The state government's actions have fueled an impassioned debate about whether there is room for the poor in Bombay's Shanghai dream. Activists argue that the poor alone cannot be blamed for squatting on public land. Slums, they claim, come into existence because of a corrupt collusion among slumlords, police and politicians.

One controversial part of the renewal plan is to develop land occupied by shuttered cotton mills. The mills gave Bombay its first economic impetus in the 1800s, but were closed 20 years ago. A prolonged workers' strike in 1982 and the use of modern equipment proved fatal to the mills, affecting about 250,000 jobs. Today, 54 textile mills occupy about 6,000 acres in central Bombay. A report prepared for the government by McKinsey &Co., an international consulting firm, recommends the creation of "islands of housing and commercial excellence" by selling old mill and port land, widening roads, and building upscale homes, retail outlets, urban plazas, museums and hospitals.
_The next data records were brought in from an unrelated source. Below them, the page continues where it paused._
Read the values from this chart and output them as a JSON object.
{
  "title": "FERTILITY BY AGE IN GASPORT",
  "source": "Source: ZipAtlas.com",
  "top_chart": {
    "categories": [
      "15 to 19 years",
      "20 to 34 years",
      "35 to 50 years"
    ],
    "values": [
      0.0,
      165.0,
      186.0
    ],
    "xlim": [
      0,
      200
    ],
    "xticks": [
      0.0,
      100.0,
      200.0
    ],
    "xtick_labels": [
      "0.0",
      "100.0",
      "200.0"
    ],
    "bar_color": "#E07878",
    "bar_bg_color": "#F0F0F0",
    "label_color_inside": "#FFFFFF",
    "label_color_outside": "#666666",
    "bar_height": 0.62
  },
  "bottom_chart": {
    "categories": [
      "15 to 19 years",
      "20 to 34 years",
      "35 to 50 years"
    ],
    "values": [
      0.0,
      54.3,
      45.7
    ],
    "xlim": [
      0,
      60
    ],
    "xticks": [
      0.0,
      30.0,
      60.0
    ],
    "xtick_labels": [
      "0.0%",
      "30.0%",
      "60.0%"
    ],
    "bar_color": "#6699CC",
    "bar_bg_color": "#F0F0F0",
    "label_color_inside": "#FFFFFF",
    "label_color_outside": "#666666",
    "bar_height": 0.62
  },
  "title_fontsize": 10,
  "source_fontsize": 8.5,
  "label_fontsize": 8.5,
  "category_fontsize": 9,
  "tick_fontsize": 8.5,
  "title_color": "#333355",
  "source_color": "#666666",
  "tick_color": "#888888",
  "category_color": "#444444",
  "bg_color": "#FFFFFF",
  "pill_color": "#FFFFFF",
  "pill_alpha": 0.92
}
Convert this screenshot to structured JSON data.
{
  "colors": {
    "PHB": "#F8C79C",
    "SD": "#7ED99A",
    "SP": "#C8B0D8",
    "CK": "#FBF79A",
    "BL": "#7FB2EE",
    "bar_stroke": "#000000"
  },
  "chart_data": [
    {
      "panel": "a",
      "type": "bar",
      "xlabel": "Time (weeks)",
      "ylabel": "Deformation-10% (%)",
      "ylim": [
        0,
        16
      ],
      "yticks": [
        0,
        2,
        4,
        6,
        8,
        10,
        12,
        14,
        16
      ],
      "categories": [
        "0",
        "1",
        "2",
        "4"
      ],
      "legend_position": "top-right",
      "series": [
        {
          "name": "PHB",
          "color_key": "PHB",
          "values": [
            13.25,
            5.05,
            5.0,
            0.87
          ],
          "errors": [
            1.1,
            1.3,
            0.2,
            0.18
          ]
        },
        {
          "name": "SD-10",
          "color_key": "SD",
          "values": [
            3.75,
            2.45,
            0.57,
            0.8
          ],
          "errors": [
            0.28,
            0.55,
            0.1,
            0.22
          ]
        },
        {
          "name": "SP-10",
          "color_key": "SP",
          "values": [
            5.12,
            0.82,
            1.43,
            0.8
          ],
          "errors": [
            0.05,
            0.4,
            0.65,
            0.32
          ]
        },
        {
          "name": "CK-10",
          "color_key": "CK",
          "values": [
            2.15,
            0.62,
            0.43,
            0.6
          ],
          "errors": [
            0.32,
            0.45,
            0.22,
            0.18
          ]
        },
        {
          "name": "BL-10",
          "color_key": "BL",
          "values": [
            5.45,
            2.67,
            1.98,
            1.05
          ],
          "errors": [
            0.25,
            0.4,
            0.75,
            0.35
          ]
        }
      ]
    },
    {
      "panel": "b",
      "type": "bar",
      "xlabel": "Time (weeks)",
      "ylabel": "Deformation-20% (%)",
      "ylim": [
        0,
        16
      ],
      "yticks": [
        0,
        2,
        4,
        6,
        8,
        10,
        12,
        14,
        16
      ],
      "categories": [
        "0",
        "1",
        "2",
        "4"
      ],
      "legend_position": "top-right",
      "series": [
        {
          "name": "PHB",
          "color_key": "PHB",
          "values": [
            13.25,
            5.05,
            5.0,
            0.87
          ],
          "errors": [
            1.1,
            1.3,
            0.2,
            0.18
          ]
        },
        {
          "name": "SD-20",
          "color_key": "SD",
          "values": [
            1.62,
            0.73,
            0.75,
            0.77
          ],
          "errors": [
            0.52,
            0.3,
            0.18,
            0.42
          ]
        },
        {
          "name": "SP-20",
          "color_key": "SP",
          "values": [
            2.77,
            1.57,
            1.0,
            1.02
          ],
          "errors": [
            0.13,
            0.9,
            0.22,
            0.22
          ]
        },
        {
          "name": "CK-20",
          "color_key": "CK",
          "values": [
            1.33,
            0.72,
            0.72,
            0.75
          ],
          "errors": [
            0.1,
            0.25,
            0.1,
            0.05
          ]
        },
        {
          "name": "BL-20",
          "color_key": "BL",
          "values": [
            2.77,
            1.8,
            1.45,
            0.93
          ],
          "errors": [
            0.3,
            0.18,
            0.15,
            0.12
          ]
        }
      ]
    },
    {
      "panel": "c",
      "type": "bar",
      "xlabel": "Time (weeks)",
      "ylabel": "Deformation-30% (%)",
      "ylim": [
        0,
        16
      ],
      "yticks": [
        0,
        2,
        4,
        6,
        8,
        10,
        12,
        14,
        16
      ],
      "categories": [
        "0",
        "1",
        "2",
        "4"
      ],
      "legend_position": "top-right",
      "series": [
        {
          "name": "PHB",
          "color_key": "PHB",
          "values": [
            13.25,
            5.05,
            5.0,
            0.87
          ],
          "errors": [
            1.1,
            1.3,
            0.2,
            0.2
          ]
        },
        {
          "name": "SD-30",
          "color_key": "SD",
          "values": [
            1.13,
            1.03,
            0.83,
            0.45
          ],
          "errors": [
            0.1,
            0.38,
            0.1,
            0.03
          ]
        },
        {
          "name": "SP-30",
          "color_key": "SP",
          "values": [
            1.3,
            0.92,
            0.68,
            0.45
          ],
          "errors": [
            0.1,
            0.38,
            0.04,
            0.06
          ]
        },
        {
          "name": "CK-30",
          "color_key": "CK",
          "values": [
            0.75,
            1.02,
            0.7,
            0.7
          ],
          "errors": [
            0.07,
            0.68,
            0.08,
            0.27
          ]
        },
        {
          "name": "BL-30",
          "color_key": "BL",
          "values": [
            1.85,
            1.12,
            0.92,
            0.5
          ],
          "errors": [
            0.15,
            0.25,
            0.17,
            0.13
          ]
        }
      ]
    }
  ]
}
Owners of the closed mills want the land for shopping malls and luxury high-rise apartments, while the city hopes to reserve a share of the land for open spaces and affordable public housing. The former mill workers are lobbying for movie studios and garment or gem cutting factories that will create jobs for their children.
"My heart breaks every time I see a mill being torn down," said Narendra Kargaonkar, 42, a second-generation mill worker who lost his job at Phoenix Mills, now the site of a bustling shopping mall, nightclub and a bowling alley. The only reminder of the old structure is the tall chimneystack protruding out of the mall. Kargaonkar now works as a door-to-door milk deliveryman, earning a fraction of his salary in 1982.

Mohammad Badruddin, the slum dweller, and Kargaonkar are among the hundreds of thousands of poorer residents who feel left out of Bombay's race to become a new global city.

"What kind of a city renewal is this?" Kargaonkar said. "There is now a discotheque where our looms once stood."